Single panel and gag cartoons are so accessible it's ridiculous. Everybody reads the comics!
The bulk of my cartoons appeared during a four-year stint at the weekly The Cooper Point Journal, where they seemed to cause universal dissent, disgust, or simply misdirected anger.
Weird thing is, the ones I liked the most just seemed to fall flat with most people. I tried to think of a good one to post as a sample, but I couldn't narrow it down. So, help yourself to a guided tour of Bullets Are Cheap.
Joe Bob Briggs, my knock-down, drag-out favorite social commentator and movie reviewer of Earth, published We Are The Weird for a number of years (I still have all my issues!) and used a few of my cartoons. Very thrilling. I must have plied that poor guy with one or two cartoons a week, for years!
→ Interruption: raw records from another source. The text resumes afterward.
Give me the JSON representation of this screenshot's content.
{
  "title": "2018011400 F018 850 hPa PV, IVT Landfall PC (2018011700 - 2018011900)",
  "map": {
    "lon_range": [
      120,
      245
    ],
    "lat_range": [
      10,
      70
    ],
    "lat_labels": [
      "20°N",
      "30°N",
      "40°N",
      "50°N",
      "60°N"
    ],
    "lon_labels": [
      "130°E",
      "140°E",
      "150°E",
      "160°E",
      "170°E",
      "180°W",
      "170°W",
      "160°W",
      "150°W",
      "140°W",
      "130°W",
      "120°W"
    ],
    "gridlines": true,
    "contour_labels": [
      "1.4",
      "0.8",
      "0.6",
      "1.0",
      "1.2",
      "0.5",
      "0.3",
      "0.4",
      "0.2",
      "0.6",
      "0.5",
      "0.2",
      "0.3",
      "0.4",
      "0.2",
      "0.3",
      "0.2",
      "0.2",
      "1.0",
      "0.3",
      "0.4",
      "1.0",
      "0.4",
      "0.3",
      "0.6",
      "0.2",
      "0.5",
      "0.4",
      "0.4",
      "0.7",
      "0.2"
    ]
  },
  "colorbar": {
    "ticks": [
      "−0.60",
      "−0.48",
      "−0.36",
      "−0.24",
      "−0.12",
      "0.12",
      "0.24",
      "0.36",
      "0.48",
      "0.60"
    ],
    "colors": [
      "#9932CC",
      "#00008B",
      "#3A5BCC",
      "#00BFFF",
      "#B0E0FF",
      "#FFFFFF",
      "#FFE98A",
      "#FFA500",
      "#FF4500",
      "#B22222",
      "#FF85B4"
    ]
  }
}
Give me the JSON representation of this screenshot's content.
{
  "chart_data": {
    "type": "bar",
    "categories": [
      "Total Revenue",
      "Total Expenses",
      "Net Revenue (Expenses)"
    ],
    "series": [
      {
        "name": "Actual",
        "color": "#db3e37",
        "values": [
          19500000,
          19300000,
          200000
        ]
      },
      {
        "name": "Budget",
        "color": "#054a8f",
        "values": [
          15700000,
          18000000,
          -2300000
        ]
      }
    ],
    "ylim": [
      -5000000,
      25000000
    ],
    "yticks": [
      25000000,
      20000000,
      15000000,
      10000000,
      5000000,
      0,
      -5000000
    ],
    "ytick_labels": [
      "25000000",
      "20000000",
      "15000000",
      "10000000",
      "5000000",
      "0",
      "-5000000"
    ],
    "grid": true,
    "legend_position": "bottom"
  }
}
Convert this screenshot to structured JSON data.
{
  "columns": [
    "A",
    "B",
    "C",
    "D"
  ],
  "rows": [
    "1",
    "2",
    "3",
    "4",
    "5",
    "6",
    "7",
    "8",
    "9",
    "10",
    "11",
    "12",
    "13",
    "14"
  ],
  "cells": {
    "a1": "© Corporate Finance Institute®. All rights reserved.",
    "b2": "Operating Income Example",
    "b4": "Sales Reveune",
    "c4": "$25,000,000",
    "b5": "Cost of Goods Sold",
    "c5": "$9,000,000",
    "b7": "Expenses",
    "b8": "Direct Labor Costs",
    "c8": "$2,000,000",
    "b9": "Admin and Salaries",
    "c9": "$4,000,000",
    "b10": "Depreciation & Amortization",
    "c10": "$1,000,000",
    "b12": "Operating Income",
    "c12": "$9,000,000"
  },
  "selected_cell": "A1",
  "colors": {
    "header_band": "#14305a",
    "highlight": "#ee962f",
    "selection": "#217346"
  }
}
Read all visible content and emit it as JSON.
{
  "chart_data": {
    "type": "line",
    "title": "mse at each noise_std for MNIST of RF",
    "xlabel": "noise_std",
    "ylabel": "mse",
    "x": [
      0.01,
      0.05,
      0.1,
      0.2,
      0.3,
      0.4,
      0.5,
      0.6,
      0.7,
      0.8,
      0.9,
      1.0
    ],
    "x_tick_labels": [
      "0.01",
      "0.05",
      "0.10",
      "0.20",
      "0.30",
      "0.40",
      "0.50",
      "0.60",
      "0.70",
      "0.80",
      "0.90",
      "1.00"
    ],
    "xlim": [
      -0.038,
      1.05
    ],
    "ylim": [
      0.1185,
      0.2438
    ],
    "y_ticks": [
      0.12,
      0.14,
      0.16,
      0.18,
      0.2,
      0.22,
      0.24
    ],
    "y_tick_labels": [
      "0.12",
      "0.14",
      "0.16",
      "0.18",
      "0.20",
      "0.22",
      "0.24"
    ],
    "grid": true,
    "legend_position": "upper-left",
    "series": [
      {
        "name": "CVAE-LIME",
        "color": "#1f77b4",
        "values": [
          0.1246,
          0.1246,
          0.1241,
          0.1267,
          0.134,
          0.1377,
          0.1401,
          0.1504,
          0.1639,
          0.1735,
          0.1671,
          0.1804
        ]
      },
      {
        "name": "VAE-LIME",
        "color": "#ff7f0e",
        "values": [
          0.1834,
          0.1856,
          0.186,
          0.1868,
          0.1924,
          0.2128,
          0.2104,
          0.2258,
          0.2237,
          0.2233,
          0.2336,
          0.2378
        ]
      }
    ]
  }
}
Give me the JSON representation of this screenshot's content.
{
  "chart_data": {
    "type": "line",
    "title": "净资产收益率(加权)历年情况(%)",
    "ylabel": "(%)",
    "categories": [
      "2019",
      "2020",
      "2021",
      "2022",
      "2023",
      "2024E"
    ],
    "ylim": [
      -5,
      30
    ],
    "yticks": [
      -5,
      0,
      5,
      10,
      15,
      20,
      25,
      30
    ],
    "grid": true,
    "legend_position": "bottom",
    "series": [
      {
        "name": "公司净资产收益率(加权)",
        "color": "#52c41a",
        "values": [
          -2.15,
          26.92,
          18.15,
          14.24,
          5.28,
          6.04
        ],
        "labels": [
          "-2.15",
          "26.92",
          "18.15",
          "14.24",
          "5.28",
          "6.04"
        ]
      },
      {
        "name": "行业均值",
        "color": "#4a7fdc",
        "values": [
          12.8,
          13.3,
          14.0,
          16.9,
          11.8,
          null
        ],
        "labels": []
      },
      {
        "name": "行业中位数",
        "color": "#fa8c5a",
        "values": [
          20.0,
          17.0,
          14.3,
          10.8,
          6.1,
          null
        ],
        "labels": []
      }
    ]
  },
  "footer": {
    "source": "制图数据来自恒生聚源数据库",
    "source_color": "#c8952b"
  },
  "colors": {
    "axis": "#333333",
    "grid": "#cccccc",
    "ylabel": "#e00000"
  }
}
Years later, I found an e-mail address for him and wrote, asking if the magazine ever started up again, and he wrote back pretty quick, telling me I was on the list for new subscribers and that he remembered me as the guy who used to send in cartoons every week. Isn't that spooky -- "Yeah, I remember you as the guy who couldn't take 'No!' for an answer." Actually, his rejections were very nice.
To lots of people, fish are very serious business, but somehow, I made an editor chuckle at Aquarium Fish Magazine. They published a few of my cartoons, but never paid me for one of them. For a while, I regularly sent them bills, but I never heard back. Good thing it's not paying the rent!
I attend an annual science fiction convention. The program guide is a really nice color affair, well printed and quite handsome. I am very glad they chose a couple of cartoons to appear in issues, particularly some of my favorites. It's some small justification for having my faves ignored by the overzealous, but humor-challenged, readership of the Journal.